Generated data files

1,617 views
Skip to first unread message

Dan Fabulich

unread,
Mar 4, 2016, 6:38:04 PM3/4/16
to bazel-discuss
I have a binary that requires a significant number of generated data files generated from one source file. How would I declare this in Bazel?

Here are some options I've considered:

1) I could zip the runfiles up during the build and declare only that zip as a data file. At runtime, I could run a wrapper script to unzip them into a temp directory before running the real binary.
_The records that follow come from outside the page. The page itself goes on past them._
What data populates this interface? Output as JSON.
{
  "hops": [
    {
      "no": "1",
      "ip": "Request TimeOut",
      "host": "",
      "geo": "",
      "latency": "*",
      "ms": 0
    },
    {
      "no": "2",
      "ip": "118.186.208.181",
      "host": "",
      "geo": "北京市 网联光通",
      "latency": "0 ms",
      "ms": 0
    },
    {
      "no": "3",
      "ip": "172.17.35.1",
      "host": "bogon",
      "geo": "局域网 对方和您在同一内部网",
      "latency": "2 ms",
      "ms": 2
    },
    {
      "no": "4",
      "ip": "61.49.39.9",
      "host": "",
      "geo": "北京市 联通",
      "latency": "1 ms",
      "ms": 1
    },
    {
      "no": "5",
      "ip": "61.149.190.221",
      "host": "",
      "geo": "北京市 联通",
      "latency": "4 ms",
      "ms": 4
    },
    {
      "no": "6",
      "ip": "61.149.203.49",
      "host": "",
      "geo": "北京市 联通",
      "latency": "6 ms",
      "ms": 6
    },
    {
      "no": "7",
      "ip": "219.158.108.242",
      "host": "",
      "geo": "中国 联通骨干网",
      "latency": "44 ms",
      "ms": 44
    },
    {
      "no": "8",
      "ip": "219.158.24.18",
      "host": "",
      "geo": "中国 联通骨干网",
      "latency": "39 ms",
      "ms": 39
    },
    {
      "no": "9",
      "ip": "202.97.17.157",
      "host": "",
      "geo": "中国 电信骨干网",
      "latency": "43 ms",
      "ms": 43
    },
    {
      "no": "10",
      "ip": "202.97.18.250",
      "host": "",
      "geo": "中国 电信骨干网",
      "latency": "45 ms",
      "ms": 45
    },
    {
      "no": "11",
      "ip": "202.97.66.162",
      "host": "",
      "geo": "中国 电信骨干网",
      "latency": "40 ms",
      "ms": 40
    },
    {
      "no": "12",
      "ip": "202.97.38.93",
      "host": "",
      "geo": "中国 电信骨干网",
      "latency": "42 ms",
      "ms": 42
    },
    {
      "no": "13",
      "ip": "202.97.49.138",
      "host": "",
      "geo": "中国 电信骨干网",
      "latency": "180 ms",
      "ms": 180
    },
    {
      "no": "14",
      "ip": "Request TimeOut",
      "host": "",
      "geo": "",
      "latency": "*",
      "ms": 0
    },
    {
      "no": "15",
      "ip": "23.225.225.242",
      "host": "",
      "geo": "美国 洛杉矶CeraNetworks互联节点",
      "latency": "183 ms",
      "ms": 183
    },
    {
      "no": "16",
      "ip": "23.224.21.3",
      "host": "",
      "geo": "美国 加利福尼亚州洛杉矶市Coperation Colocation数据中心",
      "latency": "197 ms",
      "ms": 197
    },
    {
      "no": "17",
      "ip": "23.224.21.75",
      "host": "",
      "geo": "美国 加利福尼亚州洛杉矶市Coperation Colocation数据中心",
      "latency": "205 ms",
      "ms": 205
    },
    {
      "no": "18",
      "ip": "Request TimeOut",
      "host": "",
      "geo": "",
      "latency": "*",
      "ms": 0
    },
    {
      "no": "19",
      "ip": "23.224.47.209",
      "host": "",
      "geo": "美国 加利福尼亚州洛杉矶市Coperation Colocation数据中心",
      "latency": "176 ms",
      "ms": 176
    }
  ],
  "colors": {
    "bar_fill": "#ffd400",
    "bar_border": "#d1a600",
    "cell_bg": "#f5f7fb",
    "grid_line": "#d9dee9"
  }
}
But it's a lot of files; launching the binary will be unacceptably slow.

2) The build is hermetic, so the output files are technically predictable; I could run the generator once, enumerate the files, and declare them all explicitly as outputs in my BUILD file. But then the BUILD file would just duplicate the data from the source file; I'd really prefer to not to do that.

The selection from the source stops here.